The COVID-19 pandemic brought California’s digital divide out of the shadows and to the forefront of public policy. Families sued school systems and the state for failing to provide poor, Black and Latino students equal access to high quality education online. Education leaders argued that logging on at home will be part of a 21st century K-12 education. Lawmakers are now calling internet access a basic civil right.
“We need to envision being able to provide affordable, reliable internet for all like we provide water and electricity,” said Assemblymember Al Muratsuchi, a Democrat from Torrance, during a recent webinar about closing the broadband divide.

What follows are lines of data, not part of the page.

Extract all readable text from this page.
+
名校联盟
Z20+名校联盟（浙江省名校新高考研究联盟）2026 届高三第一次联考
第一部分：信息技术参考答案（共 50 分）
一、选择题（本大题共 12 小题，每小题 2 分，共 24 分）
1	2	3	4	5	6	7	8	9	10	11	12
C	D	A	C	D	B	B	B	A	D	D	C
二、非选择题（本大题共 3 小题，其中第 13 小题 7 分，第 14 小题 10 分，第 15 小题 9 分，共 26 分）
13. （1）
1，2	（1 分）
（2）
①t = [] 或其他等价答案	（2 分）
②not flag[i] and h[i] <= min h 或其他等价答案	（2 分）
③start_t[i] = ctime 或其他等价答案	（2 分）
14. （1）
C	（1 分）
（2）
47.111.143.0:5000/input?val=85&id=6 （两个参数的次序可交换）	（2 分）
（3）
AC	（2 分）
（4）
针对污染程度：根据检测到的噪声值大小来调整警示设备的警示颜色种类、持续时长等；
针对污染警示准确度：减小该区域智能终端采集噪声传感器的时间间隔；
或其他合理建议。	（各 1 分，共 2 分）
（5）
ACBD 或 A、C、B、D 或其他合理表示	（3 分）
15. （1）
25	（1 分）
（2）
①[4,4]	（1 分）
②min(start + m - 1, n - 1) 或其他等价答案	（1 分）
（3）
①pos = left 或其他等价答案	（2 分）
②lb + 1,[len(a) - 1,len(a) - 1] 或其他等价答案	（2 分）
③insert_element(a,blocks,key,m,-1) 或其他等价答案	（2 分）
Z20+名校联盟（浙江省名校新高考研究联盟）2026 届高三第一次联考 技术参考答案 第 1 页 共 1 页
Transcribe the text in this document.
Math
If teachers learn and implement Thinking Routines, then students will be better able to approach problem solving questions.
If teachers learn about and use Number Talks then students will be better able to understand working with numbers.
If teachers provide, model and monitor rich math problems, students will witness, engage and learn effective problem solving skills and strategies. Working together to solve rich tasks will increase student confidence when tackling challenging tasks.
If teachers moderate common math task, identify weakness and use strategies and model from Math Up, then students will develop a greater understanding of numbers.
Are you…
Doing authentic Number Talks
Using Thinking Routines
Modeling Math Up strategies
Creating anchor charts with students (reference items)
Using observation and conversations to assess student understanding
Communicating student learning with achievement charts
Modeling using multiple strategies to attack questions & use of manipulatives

With billions of dollars in federal relief money flowing into California — and the potential for billions more from President Joe Biden’s $2 trillion infrastructure plan — state policymakers have readied at least 20 proposals aiming to close California’s digital divide once and for all. At stake is the chance to narrow long-standing achievement gaps that got even worse during the pandemic between internet haves and have-nots.
Deep disparity before pandemic
The Ramírez family had neither broadband nor computers until schools shut down last spring. Their charter school loaned them two laptops, but they never received a hotspot, so Ramírez signed up for their current $9.99 Internet Essentials plan with Comcast for low-income households.
“If we had to pay the regular price, we wouldn’t get it because it’s too expensive,” said Ramírez, who receives Social Security because of a kidney illness for which he must do dialysis five times a week. His wife cleans houses, though fewer clients call since the pandemic.
But the $9.99 plan still cuts out too frequently, Ramírez said. The kids’ grades are slipping, especially his son, also named Mario. Before the pandemic, little Mario was a buoyant kid whose afternoons and weekends brimmed with soccer, swimming, karate, and track and field. Now Ramírez struggles to unglue his son from video games or his cell phone, sometimes baiting him with ice cream just to get him out of the house. Ramírez’ son has put on weight, which his mom attributes to anxiety.